Il Capricorno, San Marco 1994, Calle Drio La Chiesa, 30124, Venice, Italy
Open: Tue-Sat 10am-1pm & 2pm-6pm
Sat 22 Mar 2025 to Sat 3 May 2025
Il Capricorno, San Marco 1994, Calle Drio La Chiesa, 30124 Barbara Walker: Any Time, Any Place, Any Where
Tue-Sat 10am-1pm & 2pm-6pm
Artist: Barbara Walker
Victoria Miro presents an exhibition by Barbara Walker. Completed during a recent residency with the gallery in Venice, this new body of work features self-portraits created in dialogue with Old Masters and the experience of being an anonymous figure immersed in the city
Described by the art historian Eddie Chambers as ‘one of the most talented, productive and committed artists of her generation’, Barbara Walker is acclaimed for works that tell contemporary stories hinged on historical circumstances, often employing portraiture to invite the viewer to look beyond anonymising acts of categorisation. The issues central to Walker’s practice of belonging, power, visibility and representation are here turned inwards as the artist spent extended time in Venice, negotiating her relationship to the Old Master works she viewed in museums such as the Ca’ Rezzonico, in tandem with the experience of being an anonymous figure in a city of endlessly shifting light, water and reflection.

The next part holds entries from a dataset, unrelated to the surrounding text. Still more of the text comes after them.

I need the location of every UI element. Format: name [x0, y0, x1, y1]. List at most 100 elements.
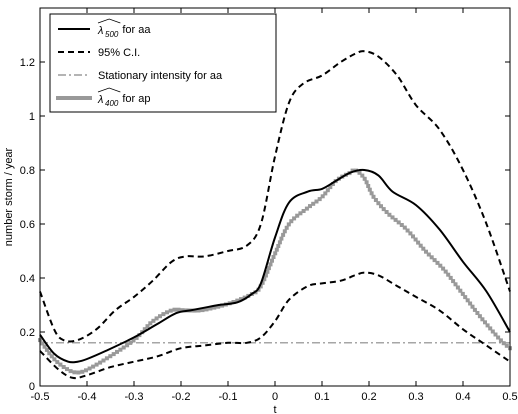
series-marker [421, 246, 426, 251]
series-marker [212, 305, 217, 310]
series-marker [350, 168, 355, 173]
series-marker [416, 240, 421, 245]
y-tick-label: 0.2 [20, 327, 35, 339]
series-marker [405, 228, 410, 233]
series-marker [396, 220, 401, 225]
series-marker [488, 326, 493, 331]
legend-hat [97, 18, 121, 24]
x-axis-label: t [273, 404, 276, 414]
x-tick-label: -0.4 [78, 391, 97, 403]
series-marker [418, 243, 423, 248]
series-marker [317, 197, 322, 202]
series-marker [292, 216, 297, 221]
series-marker [208, 306, 213, 311]
series-marker [463, 295, 468, 300]
series-marker [94, 362, 99, 367]
series-marker [432, 258, 437, 263]
x-tick-label: -0.2 [172, 391, 191, 403]
series-marker [438, 263, 443, 268]
series-marker [84, 368, 88, 373]
series-marker [55, 360, 60, 365]
series-marker [490, 329, 495, 334]
series-marker [441, 266, 446, 271]
series-marker [270, 258, 274, 263]
legend-label: 95% C.I. [98, 47, 140, 59]
series-marker [485, 323, 490, 328]
y-tick-label: 0.4 [20, 273, 35, 285]
x-tick-label: -0.1 [219, 391, 238, 403]
series-line [39, 50, 511, 343]
y-tick-label: 1 [29, 111, 35, 123]
series-marker [284, 225, 289, 230]
series-marker [220, 303, 225, 308]
series-marker [121, 345, 126, 350]
series-marker [408, 231, 413, 236]
series-marker [483, 320, 487, 325]
series-marker [424, 249, 428, 254]
series-marker [475, 311, 480, 315]
legend-swatch-marker [80, 96, 84, 100]
series-marker [104, 356, 109, 361]
series-marker [465, 298, 470, 303]
series-marker [44, 347, 49, 352]
series-marker [328, 185, 333, 190]
series-marker [295, 213, 300, 218]
series-marker [115, 349, 119, 354]
series-marker [98, 360, 103, 365]
series-marker [298, 211, 303, 216]
series-marker [49, 354, 54, 359]
x-tick-label: 0 [272, 391, 278, 403]
series-marker [399, 223, 404, 227]
legend-swatch-marker [64, 96, 68, 100]
y-tick-label: 1.2 [20, 57, 35, 69]
series-marker [268, 262, 273, 267]
series-marker [496, 335, 501, 340]
x-tick-label: -0.5 [31, 391, 50, 403]
series-marker [128, 340, 133, 345]
series-marker [134, 335, 139, 340]
series-marker [273, 251, 278, 256]
series-marker [172, 307, 177, 312]
series-marker [446, 272, 451, 277]
series-marker [468, 301, 473, 306]
series-marker [504, 343, 509, 348]
series-marker [448, 275, 453, 280]
x-tick-label: 0.1 [314, 391, 329, 403]
series-marker [161, 312, 166, 317]
legend-symbol: λ [97, 25, 103, 37]
y-tick-label: 0.6 [20, 219, 35, 231]
series-marker [204, 307, 209, 312]
series-marker [42, 344, 47, 349]
series-marker [154, 316, 159, 321]
ticks-layer: -0.5 -0.4 -0.3 -0.2 -0.1 0 0.1 0.2 0.3 0.4 0.5 0 0.2… [20, 8, 518, 403]
series-marker [165, 310, 169, 315]
series-marker [91, 364, 96, 369]
legend-subscript: 500 [105, 30, 119, 39]
series-marker [458, 288, 463, 293]
series-marker [58, 362, 63, 367]
series-marker [101, 358, 106, 363]
series-marker [262, 277, 267, 282]
series-marker [493, 332, 498, 337]
series-marker [373, 198, 378, 202]
series-marker [231, 300, 236, 304]
series-marker [131, 338, 136, 343]
series-layer [38, 50, 512, 380]
legend-swatch-marker [76, 96, 80, 100]
series-marker [498, 338, 503, 343]
legend-swatch-marker [56, 96, 60, 100]
y-tick-label: 0.8 [20, 165, 35, 177]
series-marker [357, 170, 362, 175]
series-marker [311, 201, 316, 206]
series-marker [301, 209, 306, 213]
series-marker [151, 318, 156, 323]
series-marker [453, 282, 458, 287]
series-marker [118, 347, 123, 352]
legend-swatch-marker [72, 96, 76, 100]
series-marker [148, 321, 153, 326]
series-marker [376, 201, 381, 206]
series-marker [235, 298, 240, 303]
series-marker [426, 252, 431, 257]
series-marker [371, 194, 376, 199]
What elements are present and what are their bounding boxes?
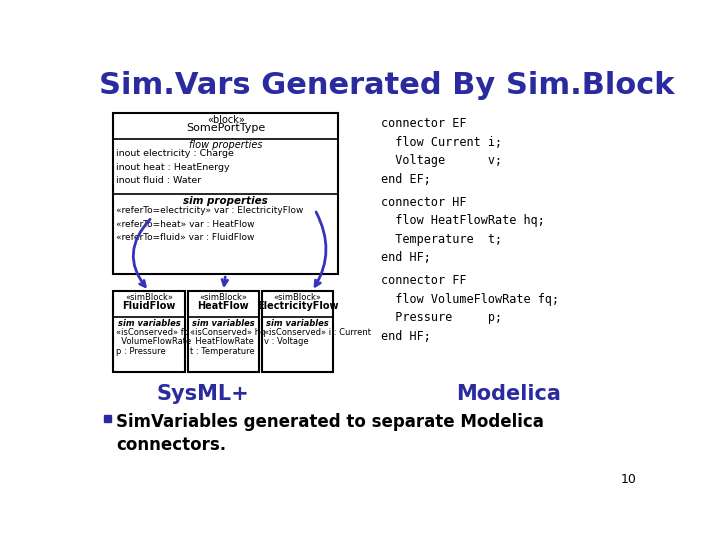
Text: Sim.Vars Generated By Sim.Block: Sim.Vars Generated By Sim.Block	[99, 71, 675, 100]
Text: «referTo=heat» var : HeatFlow: «referTo=heat» var : HeatFlow	[117, 220, 255, 228]
Text: HeatFlow: HeatFlow	[197, 301, 249, 311]
Text: SomePortType: SomePortType	[186, 123, 265, 133]
Text: «simBlock»: «simBlock»	[125, 293, 173, 302]
Text: t : Temperature: t : Temperature	[190, 347, 255, 356]
Bar	[113, 291, 184, 372]
Bar	[188, 291, 259, 372]
Text: flow properties: flow properties	[189, 140, 262, 150]
Text: connector HF
  flow HeatFlowRate hq;
  Temperature  t;
end HF;: connector HF flow HeatFlowRate hq; Tempe…	[381, 195, 544, 264]
Bar	[113, 112, 338, 274]
Text: «referTo=fluid» var : FluidFlow: «referTo=fluid» var : FluidFlow	[117, 233, 255, 242]
Text: «block»: «block»	[207, 115, 245, 125]
Text: inout fluid : Water: inout fluid : Water	[117, 176, 202, 185]
Text: «simBlock»: «simBlock»	[274, 293, 322, 302]
Text: Modelica: Modelica	[456, 384, 561, 404]
Text: SysML+: SysML+	[156, 384, 248, 404]
Text: SimVariables generated to separate Modelica
connectors.: SimVariables generated to separate Model…	[117, 413, 544, 455]
Text: sim properties: sim properties	[184, 195, 268, 206]
Text: inout electricity : Charge: inout electricity : Charge	[117, 150, 234, 159]
Text: connector EF
  flow Current i;
  Voltage      v;
end EF;: connector EF flow Current i; Voltage v; …	[381, 117, 502, 186]
Text: sim variables: sim variables	[117, 319, 180, 328]
Text: FluidFlow: FluidFlow	[122, 301, 176, 311]
Text: «isConserved» i : Current: «isConserved» i : Current	[264, 328, 372, 337]
Text: sim variables: sim variables	[266, 319, 329, 328]
Text: 10: 10	[621, 473, 636, 486]
Text: ElectricityFlow: ElectricityFlow	[257, 301, 338, 311]
Text: sim variables: sim variables	[192, 319, 255, 328]
Text: connector FF
  flow VolumeFlowRate fq;
  Pressure     p;
end HF;: connector FF flow VolumeFlowRate fq; Pre…	[381, 274, 559, 343]
Text: v : Voltage: v : Voltage	[264, 338, 309, 346]
Bar	[104, 415, 111, 422]
Text: «isConserved» fq :: «isConserved» fq :	[116, 328, 194, 337]
Text: «isConserved» hq :: «isConserved» hq :	[190, 328, 271, 337]
Text: «simBlock»: «simBlock»	[199, 293, 247, 302]
Text: p : Pressure: p : Pressure	[116, 347, 166, 356]
Text: «referTo=electricity» var : ElectricityFlow: «referTo=electricity» var : ElectricityF…	[117, 206, 304, 215]
Text: HeatFlowRate: HeatFlowRate	[190, 338, 254, 346]
Bar	[262, 291, 333, 372]
Text: inout heat : HeatEnergy: inout heat : HeatEnergy	[117, 163, 230, 172]
Text: VolumeFlowRate: VolumeFlowRate	[116, 338, 191, 346]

While Walker has often referenced archival material to confer visibility on the lives of others, in these new works, the artist herself becomes the central subject. She drew inspiration from Old Masters including Veronese, in particular his use of light, and Tintoretto, whose employment of tone and exaggerated perspective to create a sense of unfolding drama, was especially influential. An unexpected engagement with the Italian Rococo painter Rosalba Carriera, acclaimed as a pastel portraitist who often portrayed visitors to Venice, further shaped her approach to these new self-portraits and the conventions of female representation.
Encircling these works are ideas of freedom, vulnerability, permanence, transience, public perception and private reflection. Working in charcoal enabled Walker to experiment with a variety of techniques. Her confident stance is one of self-confrontation, while her mark-making explores different emotional registers, at times calm, at others turbulent and unpredictable. The resulting drawings capture the body in a specific time and space, simultaneously dispersing it to become part of a broader, more elusive reality, while concepts of change in relation to identity, crucial to Walker’s practice, are mirrored in Venice’s transient nature, constantly shifting with the tides and seasons. This exhibition is the Spring and starting point for a new body of work.